The ruling goes beyond COVID screenings — it could reshape pre-shift pay in Illinois
Illinois's highest court ruled that the state's wage law does not let employers exclude mandatory pre-shift activities from paid time.
In a decision filed March 19, the Illinois Supreme Court answered a question that had lingered in federal courts for years: does the state's Minimum Wage Law adopt a federal provision that allows employers to treat certain pre-shift and post-shift activities as unpaid? It does not, the court held (Johnson v. Amazon.com Services, LLC, 2026 IL 132016).
The case was brought by former warehouse employees of Amazon, which owns and operates large distribution warehouses across the country, including in Illinois, where it employs more than 20,000 workers. Those warehouses run 24 hours a day, staffed by hourly, nonexempt employees whose duties consisted primarily of moving, stacking, and loading packages.
In March 2020, Amazon began requiring all hourly, nonexempt employees to undergo COVID-19 health screenings before clocking in. Workers lined up at facility entrances for temperature checks and symptom screening questions. Those who passed were given masks and allowed to start their shifts. The workers alleged the screenings took 10 to 15 minutes on average, and sometimes longer, occasionally pushing them past their scheduled start times. They were not paid for the wait.

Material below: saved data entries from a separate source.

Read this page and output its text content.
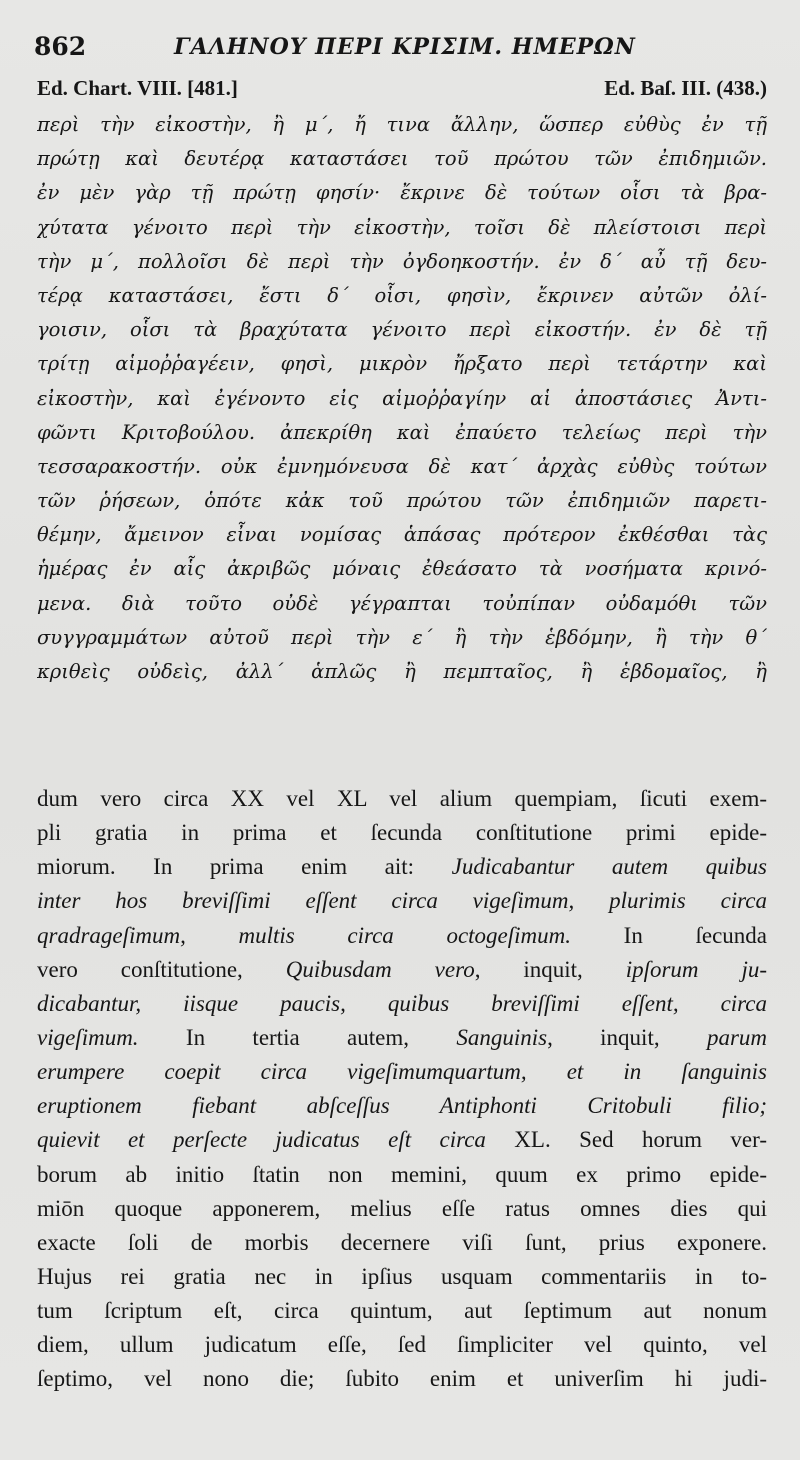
862	ΓΑΛΗΝΟΥ ΠΕΡΙ ΚΡΙΣΙΜ. ΗΜΕΡΩΝ
Ed. Chart. VIII. [481.]	Ed. Baſ. III. (438.)
περὶ τὴν εἰκοστὴν, ἢ μ΄, ἤ τινα ἄλλην, ὥσπερ εὐθὺς ἐν τῇ
πρώτῃ καὶ δευτέρᾳ καταστάσει τοῦ πρώτου τῶν ἐπιδημιῶν.
ἐν μὲν γὰρ τῇ πρώτῃ φησίν· ἔκρινε δὲ τούτων οἷσι τὰ βρα-
χύτατα γένοιτο περὶ τὴν εἰκοστὴν, τοῖσι δὲ πλείστοισι περὶ
τὴν μ΄, πολλοῖσι δὲ περὶ τὴν ὀγδοηκοστήν. ἐν δ΄ αὖ τῇ δευ-
τέρᾳ καταστάσει, ἔστι δ΄ οἷσι, φησὶν, ἔκρινεν αὐτῶν ὀλί-
γοισιν, οἷσι τὰ βραχύτατα γένοιτο περὶ εἰκοστήν. ἐν δὲ τῇ
τρίτῃ αἱμοῤῥαγέειν, φησὶ, μικρὸν ἤρξατο περὶ τετάρτην καὶ
εἰκοστὴν, καὶ ἐγένοντο εἰς αἱμοῤῥαγίην αἱ ἀποστάσιες Ἀντι-
φῶντι Κριτοβούλου. ἀπεκρίθη καὶ ἐπαύετο τελείως περὶ τὴν
τεσσαρακοστήν. οὐκ ἐμνημόνευσα δὲ κατ΄ ἀρχὰς εὐθὺς τούτων
τῶν ῥήσεων, ὁπότε κἀκ τοῦ πρώτου τῶν ἐπιδημιῶν παρετι-
θέμην, ἄμεινον εἶναι νομίσας ἁπάσας πρότερον ἐκθέσθαι τὰς
ἡμέρας ἐν αἷς ἀκριβῶς μόναις ἐθεάσατο τὰ νοσήματα κρινό-
μενα. διὰ τοῦτο οὐδὲ γέγραπται τοὐπίπαν οὐδαμόθι τῶν
συγγραμμάτων αὐτοῦ περὶ τὴν ε΄ ἢ τὴν ἑβδόμην, ἢ τὴν θ΄
κριθεὶς οὐδεὶς, ἀλλ΄ ἁπλῶς ἢ πεμπταῖος, ἢ ἑβδομαῖος, ἢ
dum vero circa XX vel XL vel alium quempiam, ſicuti exem-
pli gratia in prima et ſecunda conſtitutione primi epide-
miorum. In prima enim ait: Judicabantur autem quibus
inter hos breviſſimi eſſent circa vigeſimum, plurimis circa
qradrageſimum, multis circa octogeſimum. In ſecunda
vero conſtitutione, Quibusdam vero, inquit, ipſorum ju-
dicabantur, iisque paucis, quibus breviſſimi eſſent, circa
vigeſimum. In tertia autem, Sanguinis, inquit, parum
erumpere coepit circa vigeſimumquartum, et in ſanguinis
eruptionem fiebant abſceſſus Antiphonti Critobuli filio;
quievit et perſecte judicatus eſt circa XL. Sed horum ver-
borum ab initio ſtatin non memini, quum ex primo epide-
miōn quoque apponerem, melius eſſe ratus omnes dies qui
exacte ſoli de morbis decernere viſi ſunt, prius exponere.
Hujus rei gratia nec in ipſius usquam commentariis in to-
tum ſcriptum eſt, circa quintum, aut ſeptimum aut nonum
diem, ullum judicatum eſſe, ſed ſimpliciter vel quinto, vel
ſeptimo, vel nono die; ſubito enim et univerſim hi judi-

Amazon relied on the federal Portal-to-Portal Act, which amended the Fair Labor Standards Act to exclude activities considered "preliminary or postliminary" to an employee's principal duties from compensable time. Several federal courts had previously applied that reasoning to Illinois wage claims, and the district court dismissed the workers' state-law claims on the same basis.
The state Supreme Court saw it differently. Justice Overstreet, writing for the court, found that the state's wage law makes no mention of the Portal-to-Portal Act or any exclusion for pre-shift or post-shift activities. While the law does reference specific federal provisions in four of its ten listed exceptions, the Portal-to-Portal Act is not among them.
The court also pointed to the Illinois Department of Labor's definition of "hours worked," which includes all time an employee is required to be on the employer's premises. That standard, the court noted, runs directly counter to the kind of exclusion Amazon was seeking.
For HR teams in Illinois, the takeaway is hard to miss. Time that workers are required to spend on-site before or after their shifts cannot be treated as unpaid under state law simply because federal rules might allow it. The ruling makes clear that Illinois has drawn its own boundaries around what counts as work time — and employers who assumed otherwise will need to adjust.
The Illinois Department of Labor and the state Attorney General supported the workers' position. A group of business organizations, including the Chamber of Commerce of the United States of America and the National Retail Federation, backed Amazon.
The case reached the Illinois Supreme Court after the Seventh Circuit Court of Appeals referred the question, noting that no Illinois court had previously addressed the issue.